De nombreuses parutions
Un laboratoire unissant la Sorbonne aux États-Unis
Ils sont nombreux ceux qui poursuivent les pistes de recherches lancées par Jean-Paul Sartre. En France, l’« Équipe Sartre » de l’Institut des Textes et Manuscrits Modernes (École Normale Supérieure, CNRS, Paris) a élaboré un catalogue général de ses manuscrits qui recense et décrit les travaux conservés dans les bibliothèques universitaires, qu’ils soient publiés en France ou dans le monde. Il existe également des publications périodiques, comme c’est le cas pour les « Sartre Studies International », revue de la « North American Sartre Society » (NASS), publiée par Berghahn Journals, en association avec l’« United Kingdom Society for Sartrean Studies and North American », et le bulletin de 2009 du « Groupe d’Études Sartriennes » dirigé par Grégory Cormann.
Parmi les derniers livres parus en 2009 et début 2010, on peut signaler Sartre’s Second Century, dirigé par Benedict O’Donohoe et Roy Elveton ; Beauvoir and Sartre. The Riddle of Influence, sous la direction de Christine Daigle et Jacob Golomb ; Aesthetics in Sartre and Camus de Heiner Wittmann ; Aquinas and Sartre. On Freedom, Personal Identity, and the Possibility of Happiness de Stephen Wang ; Lebendiger Sartre de Vincent von Wroblewsky ; Traces de Sartre de Jean-François Louette ; Sartre et l’artiste de George Howard Bauer ; L’enfance d’un Chef de Jean-Paul Sartre par Aliocha Wald Lasowski ; Le Lièvre de Patagonie de Claude Lanzmann ; Dictionnaire Sartre de Philippe Cabestan ; enfin Sartre, une écriture critique par Jacques Deguy.
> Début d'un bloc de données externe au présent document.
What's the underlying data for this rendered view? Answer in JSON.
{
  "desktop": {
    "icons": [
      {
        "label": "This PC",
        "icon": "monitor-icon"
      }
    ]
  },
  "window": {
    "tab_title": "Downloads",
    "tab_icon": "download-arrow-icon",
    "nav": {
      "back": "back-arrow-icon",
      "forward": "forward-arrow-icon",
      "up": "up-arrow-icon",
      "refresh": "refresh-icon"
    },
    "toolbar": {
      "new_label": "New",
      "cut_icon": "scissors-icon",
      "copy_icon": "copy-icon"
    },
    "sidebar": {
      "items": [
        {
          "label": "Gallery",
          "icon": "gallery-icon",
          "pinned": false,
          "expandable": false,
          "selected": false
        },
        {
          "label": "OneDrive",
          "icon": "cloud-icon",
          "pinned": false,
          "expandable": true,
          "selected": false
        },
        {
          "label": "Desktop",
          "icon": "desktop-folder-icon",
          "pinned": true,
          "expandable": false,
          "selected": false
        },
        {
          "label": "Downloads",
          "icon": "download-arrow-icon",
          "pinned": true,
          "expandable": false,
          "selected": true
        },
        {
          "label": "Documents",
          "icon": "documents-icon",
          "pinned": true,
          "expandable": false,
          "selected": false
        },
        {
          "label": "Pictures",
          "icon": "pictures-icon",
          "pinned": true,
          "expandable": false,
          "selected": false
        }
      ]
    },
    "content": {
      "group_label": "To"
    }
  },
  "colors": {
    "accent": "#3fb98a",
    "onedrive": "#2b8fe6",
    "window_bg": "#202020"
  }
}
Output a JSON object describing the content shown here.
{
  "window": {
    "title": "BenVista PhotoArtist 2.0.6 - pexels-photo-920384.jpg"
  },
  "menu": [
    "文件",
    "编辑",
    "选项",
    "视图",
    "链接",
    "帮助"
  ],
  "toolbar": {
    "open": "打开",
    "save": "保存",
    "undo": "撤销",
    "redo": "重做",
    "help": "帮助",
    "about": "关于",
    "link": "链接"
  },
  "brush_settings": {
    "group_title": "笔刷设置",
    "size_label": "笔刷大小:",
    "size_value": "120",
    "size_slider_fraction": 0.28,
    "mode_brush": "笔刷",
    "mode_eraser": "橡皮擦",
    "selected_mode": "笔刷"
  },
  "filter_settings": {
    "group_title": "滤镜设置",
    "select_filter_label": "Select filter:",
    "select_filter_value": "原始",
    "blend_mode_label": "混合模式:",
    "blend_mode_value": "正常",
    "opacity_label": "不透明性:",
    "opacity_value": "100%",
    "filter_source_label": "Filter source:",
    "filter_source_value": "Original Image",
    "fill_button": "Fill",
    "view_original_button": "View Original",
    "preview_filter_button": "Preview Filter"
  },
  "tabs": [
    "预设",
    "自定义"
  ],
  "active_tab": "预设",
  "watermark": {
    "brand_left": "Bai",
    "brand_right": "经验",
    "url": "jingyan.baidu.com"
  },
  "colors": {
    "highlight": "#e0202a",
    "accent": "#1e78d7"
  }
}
En Italie, la maison d’édition Marinotti a publié l’essai de Sartre Orfeo nero. Una lettura poetica della negritudine ; Soggettivazione e destino. Saggi intorno al Flaubert di Sartre sous la direction de G. Farina et R. Kirchmayr ; La materia della storia. Prassi e conoscenza in Jean-Paul Sartre de Florinda Cambria. En 2010 est également parue une nouvelle édition du recueil de textes de Sartre, dirigé par R. Kirchmayr, sous le titre L’universale singolare. Saggi filosofici e politici 1965-1973.
Chaque année, le Groupe d’Études Sartriennes (www.ges-sartre.fr) organise des rencontres ouvertes à la Sorbonne, qui se tiendront pour 2010 les 25 et 26 juin. Enfin, les 29 et 30 avril 2010 l’Université de Liège et le Groupe Belge d’Études Sartriennes a organisé un colloque intitulé « Politiques de la littérature. Bourdieu, Sartre, Foucault ».